Dogfight is, of course, sold out for the balance of its run.  Last year an additional performance of Rent was announced for the final weekend, but I think it was announced midweek.

Our show Sonder was not sold out the last time I checked.  We perform this afternoon (Thursday) at 4:00 pm, and Saturday at 6:45 pm.  We’re at King Edward School, an easy walk across a playground from the main Fringe grounds and in a neighbourhood with some free parking, and running time is just under an hour.

Wonderful Town!

Wonderful Town, a 1953 musical with music by Leonard Bernstein, is this year’s Citadel Theatre Young Musical Company performance, directed by Bridget Ryan with musical direction by Sally Hunt.

It’s a silly fluffy large-cast show with lots of mistaken identities and misunderstandings, goofy characters, delightful period costumes, and a happy ending.  The setting is New York City’s Greenwich Village in the 1930s, with a mix of young people, artists and performers, prostitutes, and immigrants living in the inexpensive apartments of the area. The premise was actually quite similar to Avenue Q.

The story opens with a tour guide in straw boater (Adam Houston) showing some tourists the sights and inhabitants of Christopher Street, Washington Square, and nearby areas.  This device allows many of the cast to be briefly introduced while setting the scene in a song.  Then the main characters, sisters Ruth (Zia Mizera) and Eileen (Sydney Williams) from Columbus Ohio, arrive with their suitcases, looking for an apartment and hoping to make their names in writing and in show business, respectively.  Landlord and painter Mrs Appopolis (Michelle Diaz) rents them a tiny basement apartment, shown on stage with twin beds cunningly pulling out of a backdrop, and a window grate at street level opening on an outside staircase.  We learn quickly that older sister Ruth is the practical outspoken one, but both of them are quickly overwhelmed with the big city, the apartment shaking with detonations for subway construction, men looking for the prostitute previous tenant (Phoebe Davis), drunks peering in the grate or unzipping to urinate through it.  This sets up the lovely song “Ohio”, in which they express their homesickness while rhyming the name of the state with “Why,oh why oh,”  I was particularly charmed because I used to live in Columbus.

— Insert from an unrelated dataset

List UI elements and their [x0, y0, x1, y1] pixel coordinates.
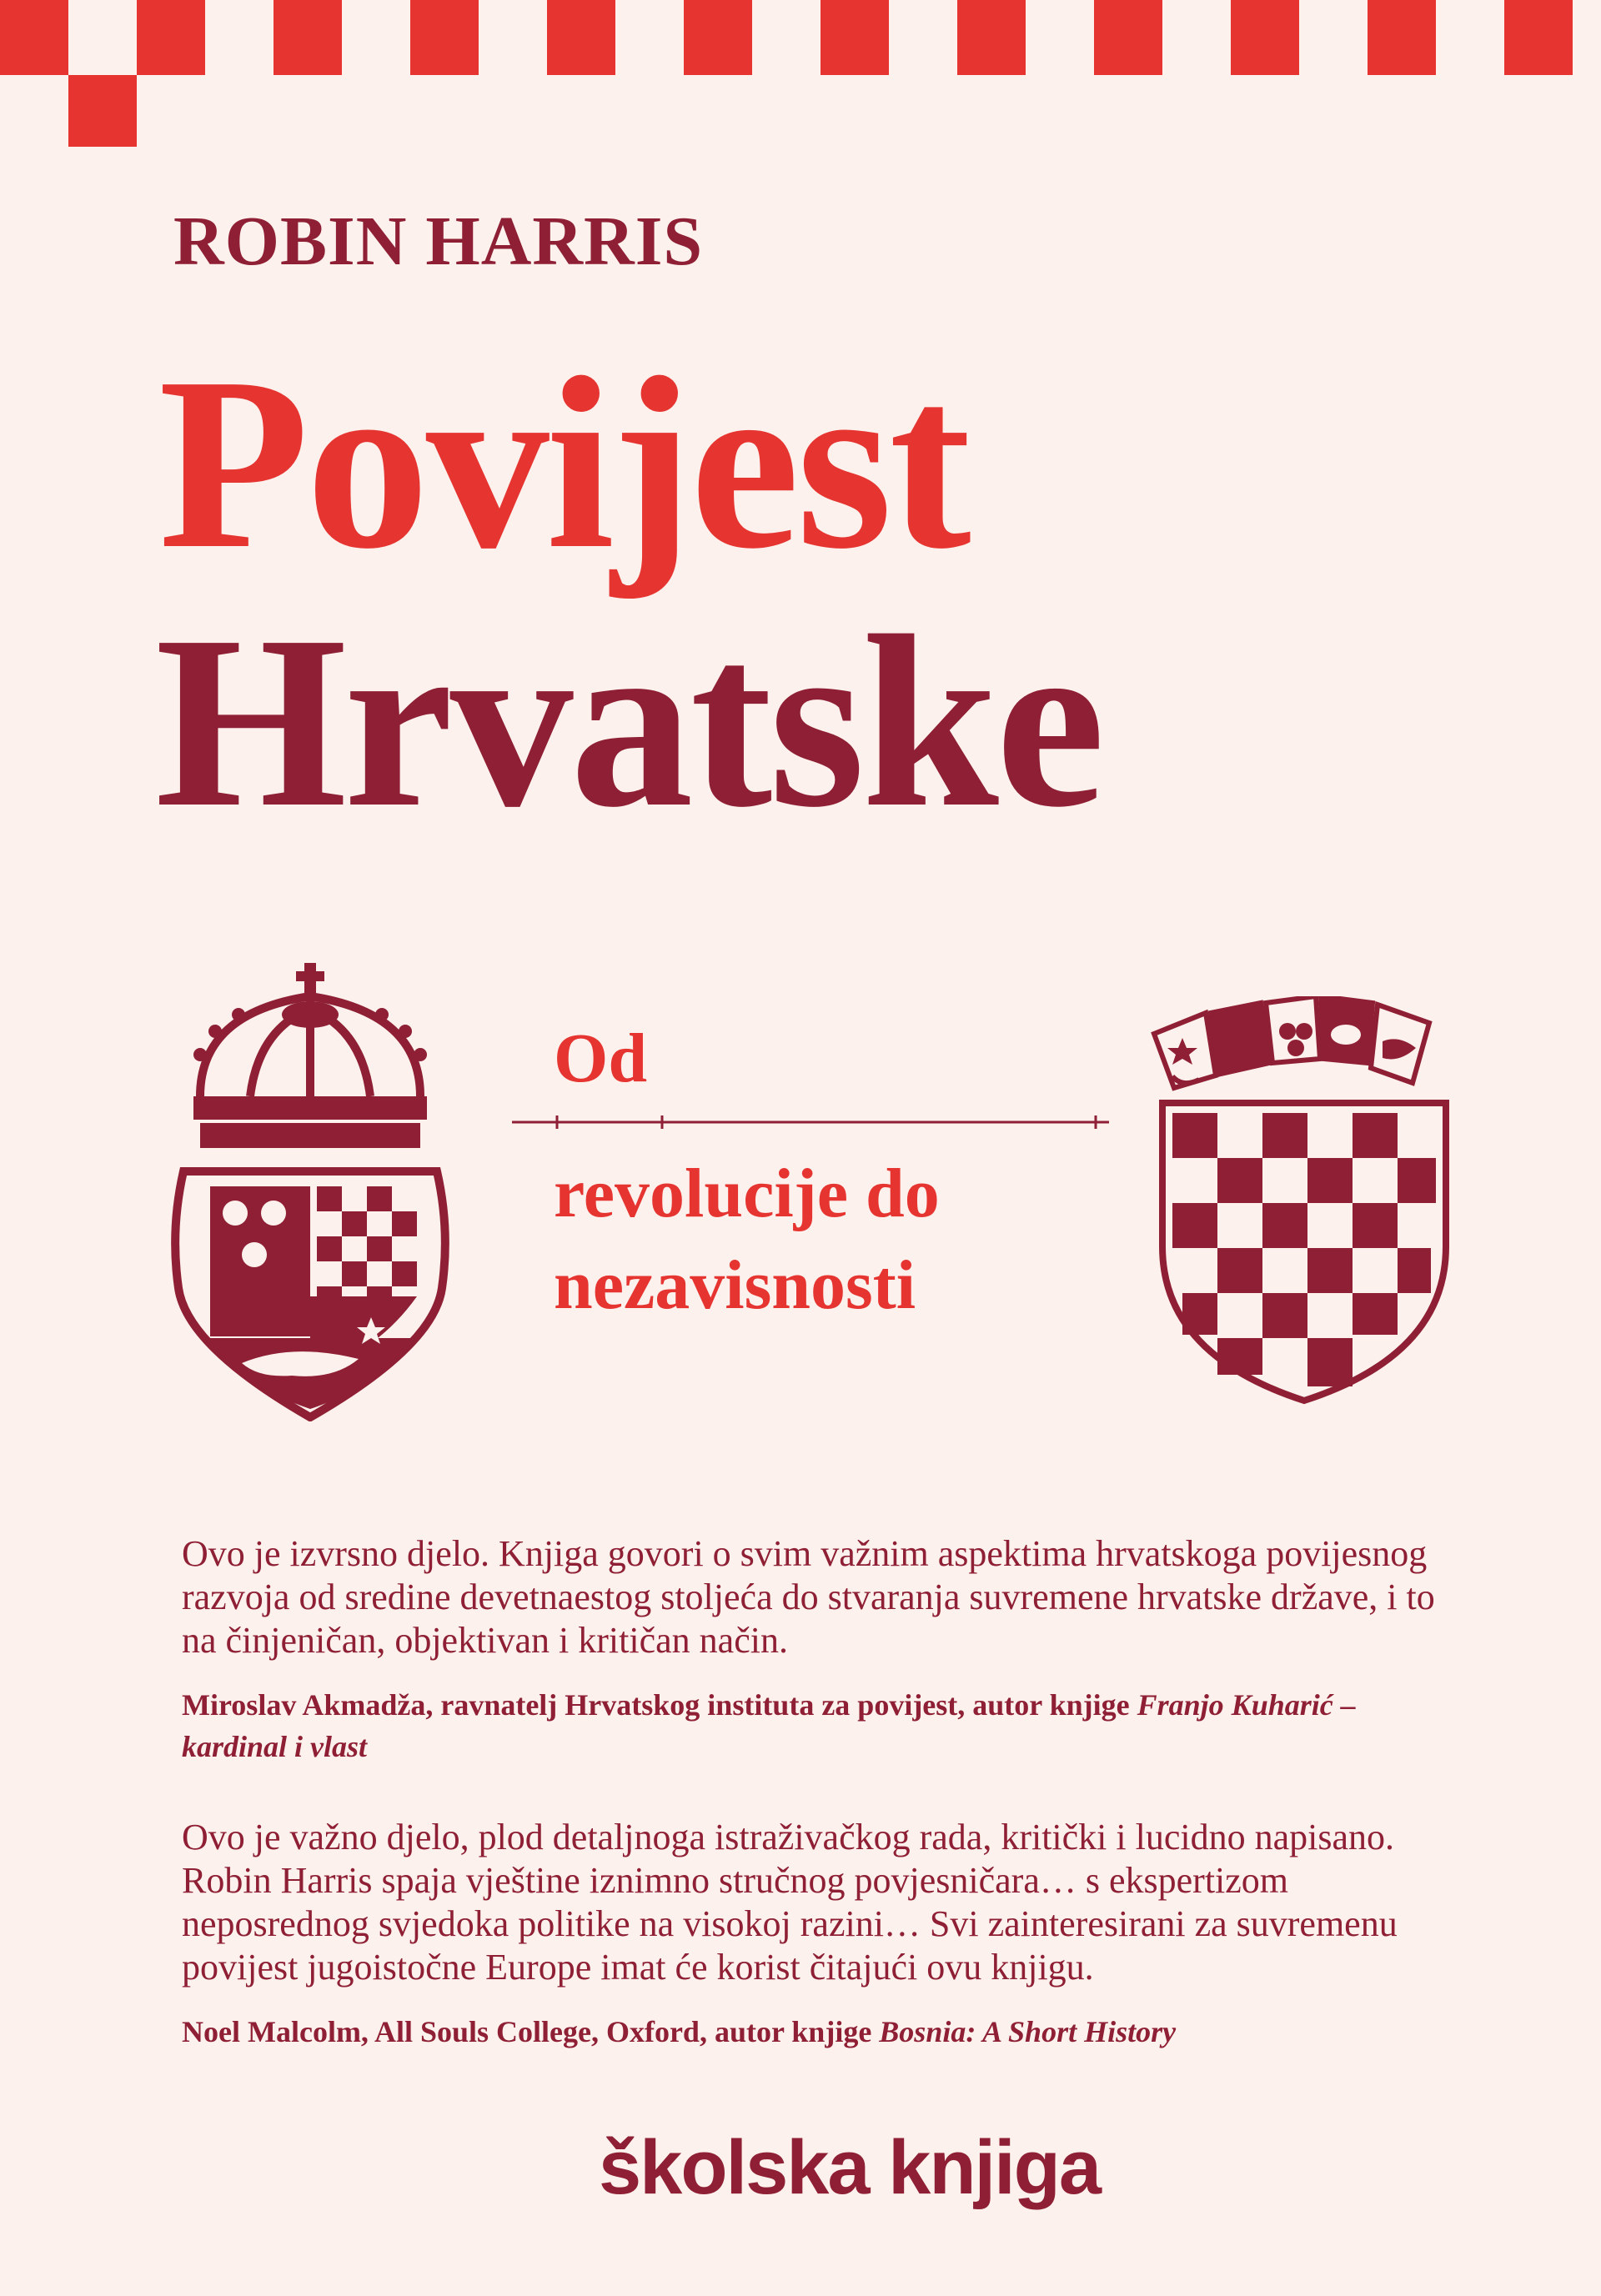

Ruth sends out her writing to editors (Roland Meseck, Eugene Kwon, Michelle Diaz) and tries to get work in journalism, while Eileen mostly seems to spend her time meeting “boys” (Bryce Stewart, Adam Houston, etc).  Ruth’s wry song “One Hundred Easy Ways To Lose a Man”, acknowledging that her competence, bluntness, and unwillingness to dissemble are disadvantages in dating, is possibly not quite as true today as it was sixty years ago when the song was written, but it’s still familiar and the song is a good exposition of Ruth’s character, putting the audience on her side.  Neighbours Wreck and Helen (Daniel Greenways and Bridget Lyne) are an unmarried couple whose plans to conceal their cohabitation when Helen’s mother (Phoebe Davis) visits are also slightly dated to a modern audience but still humorously familiar.

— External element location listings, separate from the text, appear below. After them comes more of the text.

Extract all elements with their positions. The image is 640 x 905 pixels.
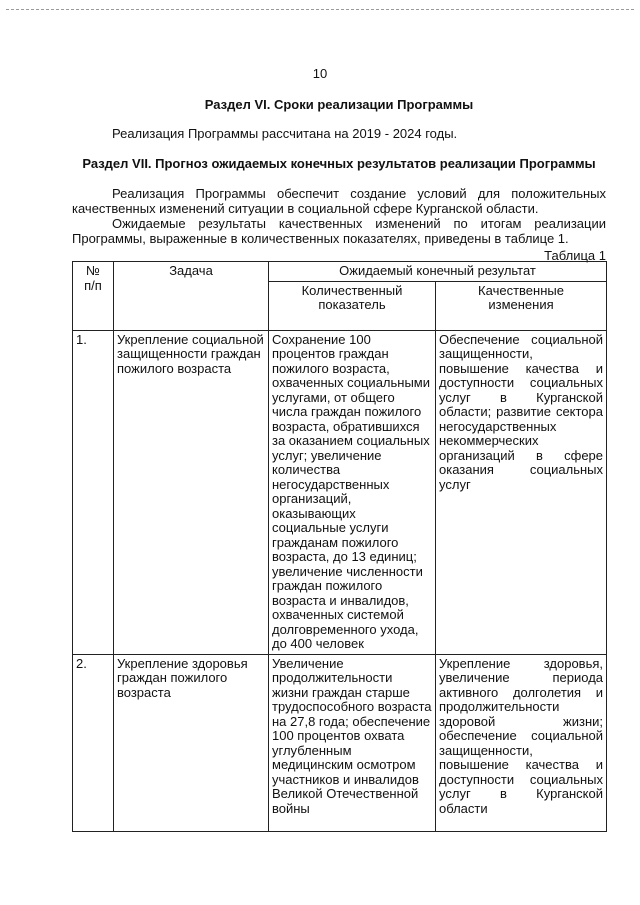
- row-1-quantitative: Сохранение 100 процентов граждан пожилого возраста, охваченных социальными услугами, от общего числа граждан пожилого возраста, обратившихся за оказанием социальных услуг; увеличение количества негосударственных организаций, оказывающих социальные услуги гражданам пожилого возраста, до 13 единиц; увеличение численности граждан пожилого возраста и инвалидов, охваченных системой долговременного ухода, до 400 человек: [269, 330, 436, 654]
- table-row: [73, 330, 607, 654]
- section-7-paragraph-2-text: Ожидаемые результаты качественных изменений по итогам реализации Программы, выраженные в количественных показателях, приведены в таблице 1.: [72, 216, 606, 246]
- row-1-task: Укрепление социальной защищенности граждан пожилого возраста: [114, 330, 269, 654]
- section-7-title: Раздел VII. Прогноз ожидаемых конечных результатов реализации Программы: [82, 156, 596, 171]
- table-row: [73, 654, 607, 831]
- section-7-paragraph-2: [72, 216, 606, 246]
- row-2-num: 2.: [73, 654, 114, 831]
- header-task: Задача: [114, 262, 269, 331]
- header-expected: Ожидаемый конечный результат: [269, 262, 607, 282]
- table-header-row: [73, 262, 607, 282]
- row-2-quantitative: Увеличение продолжительности жизни граждан старше трудоспособного возраста на 27,8 года; обеспечение 100 процентов охвата углубленным медицинским осмотром участников и инвалидов Великой Отечественной войны: [269, 654, 436, 831]
- header-num: № п/п: [73, 262, 114, 331]
- results-table: [72, 261, 607, 832]
- section-6-text: Реализация Программы рассчитана на 2019 - 2024 годы.: [112, 126, 458, 141]
- header-qualitative: Качественные изменения: [436, 281, 607, 330]
- scan-top-edge: [6, 9, 634, 10]
- row-2-task: Укрепление здоровья граждан пожилого возраста: [114, 654, 269, 831]
- header-quantitative: Количественный показатель: [269, 281, 436, 330]
- row-1-num: 1.: [73, 330, 114, 654]
- page-number: 10: [312, 66, 328, 81]
- section-6-title: Раздел VI. Сроки реализации Программы: [204, 97, 474, 112]
- section-7-paragraph-1: Реализация Программы обеспечит создание условий для положительных качественных изменений ситуации в социальной сфере Курганской области.: [72, 186, 606, 216]
- table-caption: Таблица 1: [544, 248, 606, 263]
- row-1-qualitative: Обеспечение социальной защищенности, повышение качества и доступности социальных услуг в Курганской области; развитие сектора негосударственных некоммерческих организаций в сфере оказания социальных услуг: [436, 330, 607, 654]
- row-2-qualitative: Укрепление здоровья, увеличение периода активного долголетия и продолжительности здоровой жизни; обеспечение социальной защищенности, повышение качества и доступности социальных услуг в Курганской области: [436, 654, 607, 831]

In classic musical theatre structure, the first act ended with plot complications and an uptempo song and dance number with lots of cast members in it.  Ruth is tricked into believing she has an assignment to interview some Brazilian naval cadets for a human interest story, but the sailors (Houston, Kwon, Davis, Taylor Paskar, Diaz, Lyne) just break into an enthusiastic and uncontrollable conga line which lands in Ruth and Eileen’s apartment and gets Eileen arrested for disturbing the peace.

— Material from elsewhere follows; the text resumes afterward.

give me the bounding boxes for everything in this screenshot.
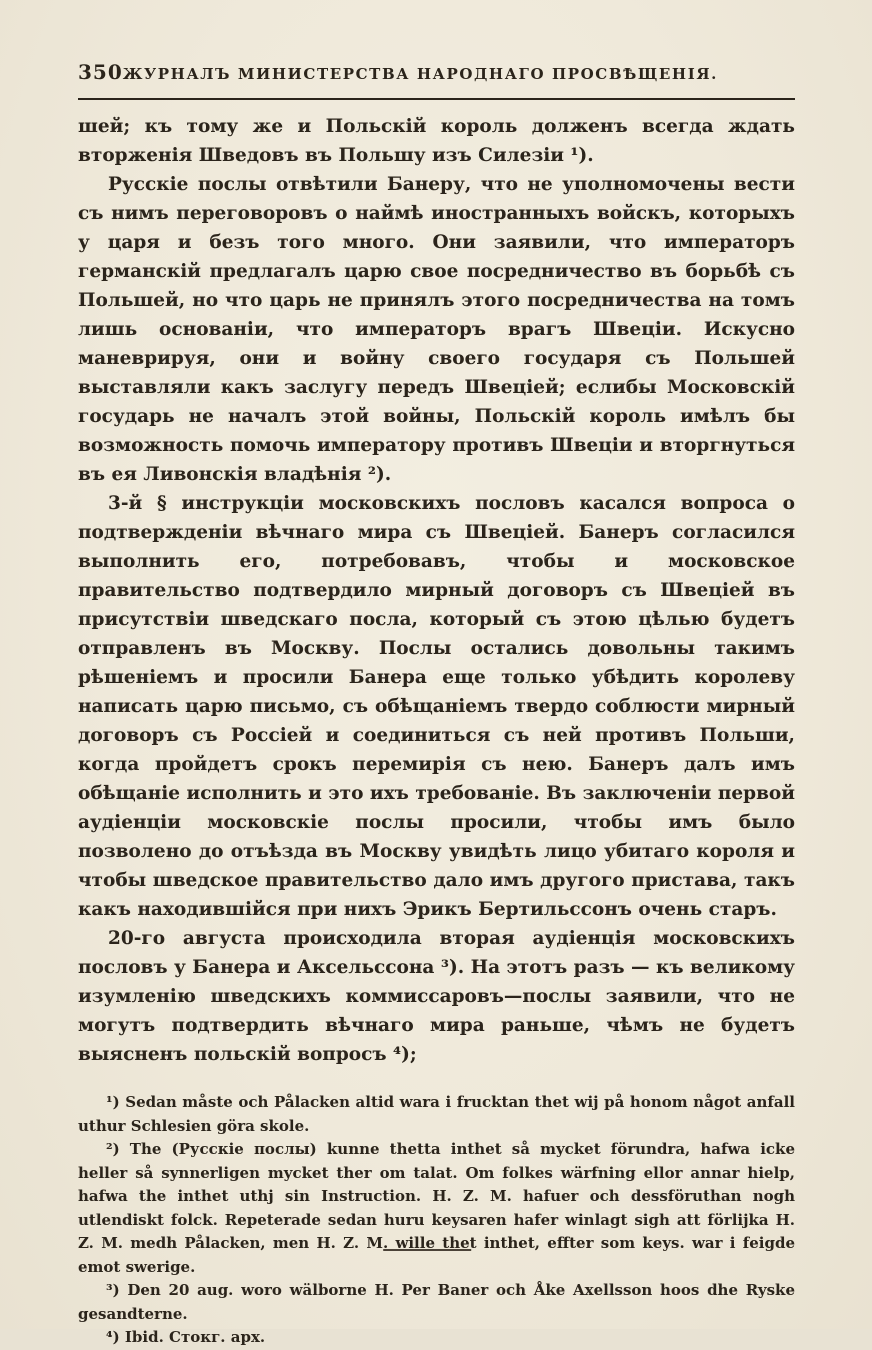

As the second act opens, Eileen is in custody in a station full of police officers with Irish accents, all charmed and all convinced she is Irish.   After a few more twists and turns, everyone has happy endings – Ruth finds both requited love and journalistic employment, and Eileen is a hit singing in a nightclub.

Most of the performers are cast in several roles, showing their versatility.  The only characters that I had a little trouble distinguishing were Bryce Stewart’s Valenti (the nightclub promoter) and Chick Clark (the newspaperman).  Zia Mizera and Sydney Williams were very good together as the contrasting but loyal sisters.